Research Tools › Prediction Model Sample Size (Riley)

Minimum Sample Size for Clinical Prediction Models (Binary)

⚗️ Frontier method: Based on the Riley et al. (2019) prediction-model sample-size criteria — relatively recent and parameter-sensitive. This tool implements the three criteria for a binary outcome; before formal submission, cross-check with the official R package pmsampsize and confirm the source of your R²cs value.

Developing a clinical prediction model (diagnostic/prognostic risk model) requires enough sample to control overfitting. This tool returns the minimum sample size for a binary outcome by Riley's three criteria: ① global shrinkage S=0.9; ② difference between apparent and adjusted Nagelkerke R² ≤0.05; ③ precision of the overall mean risk estimate ±0.05 — taking the largest of the three. Computed locally in your browser; data are not uploaded.

① Input parameters

Number of candidate predictor parameters P all coefficients to be estimated, including dummies, splines, interactions
Outcome prevalence / incidence
Expected Cox-Snell R² (adjusted) from a previous model/pilot; if only the C-statistic is available it must be converted first

How to use & methodology

Why not just use "10 events per variable (EPV=10)"?

EPV=10 is a rule of thumb that ignores expected model performance and the interaction between the number of predictors and the outcome proportion. Riley 2019 proposed sample-size criteria based on shrinkage, optimism and risk-estimate precision — better justified, recommended by TRIPOD and often required by reviewers.

Where does R²cs come from?

Ideally from the Cox-Snell R² reported by a previous similar prediction model, or from fitting pilot data. If only an expected C-statistic (AUC) is available, convert it to R²cs using the Riley (2020)/pmsampsize built-in method — that conversion is approximate, so doing it directly in pmsampsize is recommended.

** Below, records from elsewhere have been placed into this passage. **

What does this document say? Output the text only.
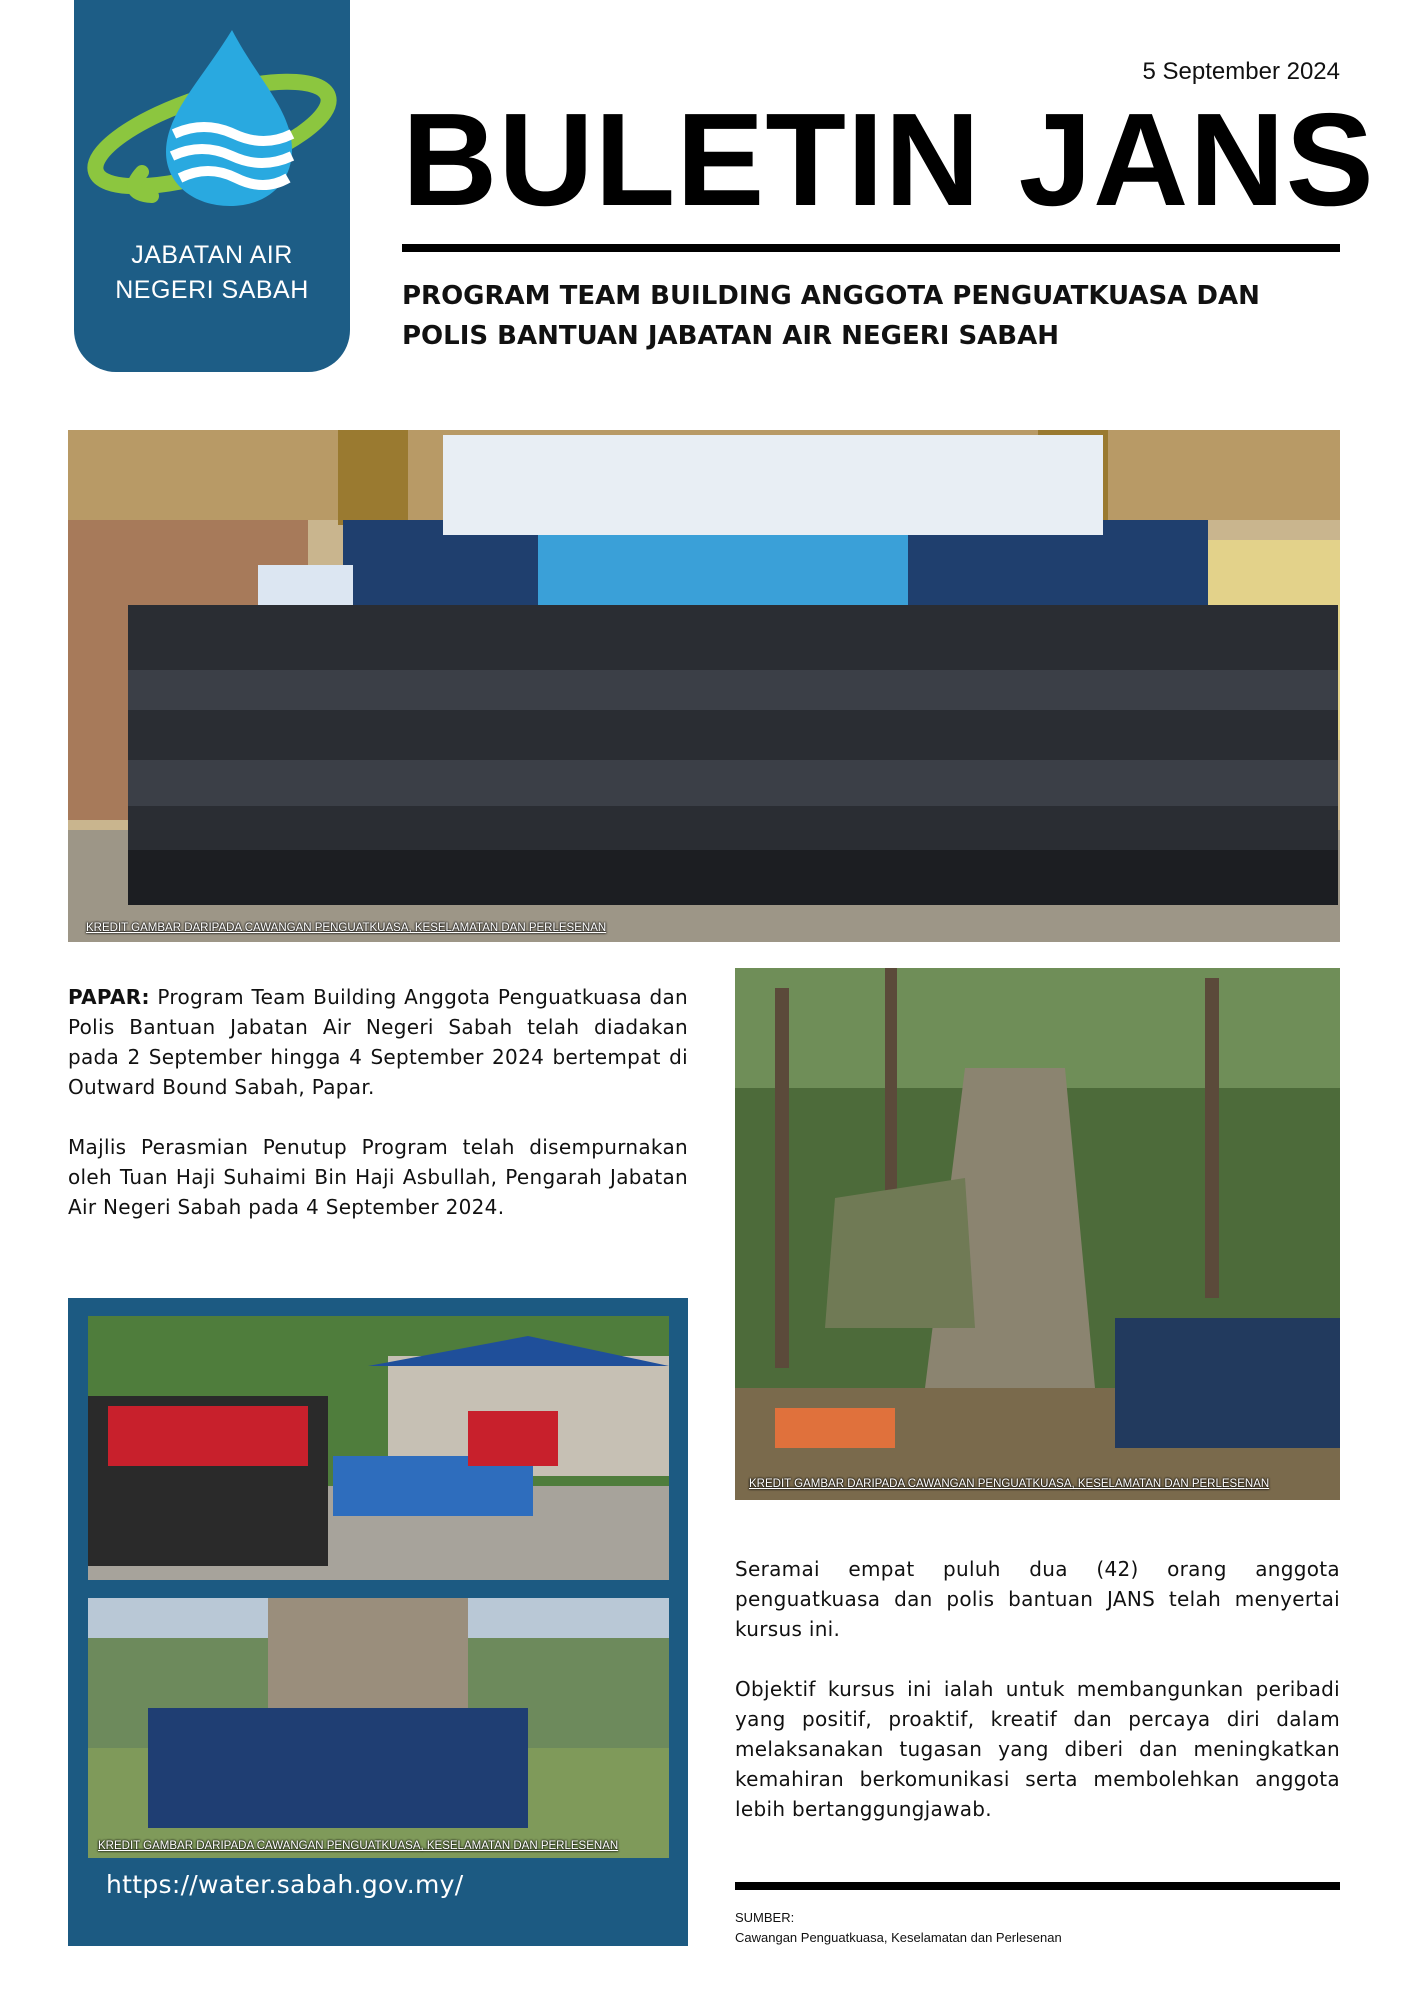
JABATAN AIR
NEGERI SABAH
5 September 2024
BULETIN JANS
PROGRAM TEAM BUILDING ANGGOTA PENGUATKUASA DAN POLIS BANTUAN JABATAN AIR NEGERI SABAH
KREDIT GAMBAR DARIPADA CAWANGAN PENGUATKUASA, KESELAMATAN DAN PERLESENAN

PAPAR: Program Team Building Anggota Penguatkuasa dan Polis Bantuan Jabatan Air Negeri Sabah telah diadakan pada 2 September hingga 4 September 2024 bertempat di Outward Bound Sabah, Papar.

Majlis Perasmian Penutup Program telah disempurnakan oleh Tuan Haji Suhaimi Bin Haji Asbullah, Pengarah Jabatan Air Negeri Sabah pada 4 September 2024.

KREDIT GAMBAR DARIPADA CAWANGAN PENGUATKUASA, KESELAMATAN DAN PERLESENAN
KREDIT GAMBAR DARIPADA CAWANGAN PENGUATKUASA, KESELAMATAN DAN PERLESENAN
https://water.sabah.gov.my/

Seramai empat puluh dua (42) orang anggota penguatkuasa dan polis bantuan JANS telah menyertai kursus ini.

Objektif kursus ini ialah untuk membangunkan peribadi yang positif, proaktif, kreatif dan percaya diri dalam melaksanakan tugasan yang diberi dan meningkatkan kemahiran berkomunikasi serta membolehkan anggota lebih bertanggungjawab.

SUMBER:
Cawangan Penguatkuasa, Keselamatan dan Perlesenan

Which parameters should P count?

P is the total number of predictor parameters to be estimated: a continuous variable counts as 1 (or by the number of spline terms if splined), a k-level categorical variable counts as k−1 dummies, and each interaction counts as 1. Do not just count the number of variables.

Why take the maximum of the three criteria?

The three criteria respectively ensure small overfitting shrinkage, close apparent vs adjusted performance, and a sufficiently precise overall risk estimate. If any one is unmet the sample is insufficient, so the minimum is the largest of the three required sample sizes.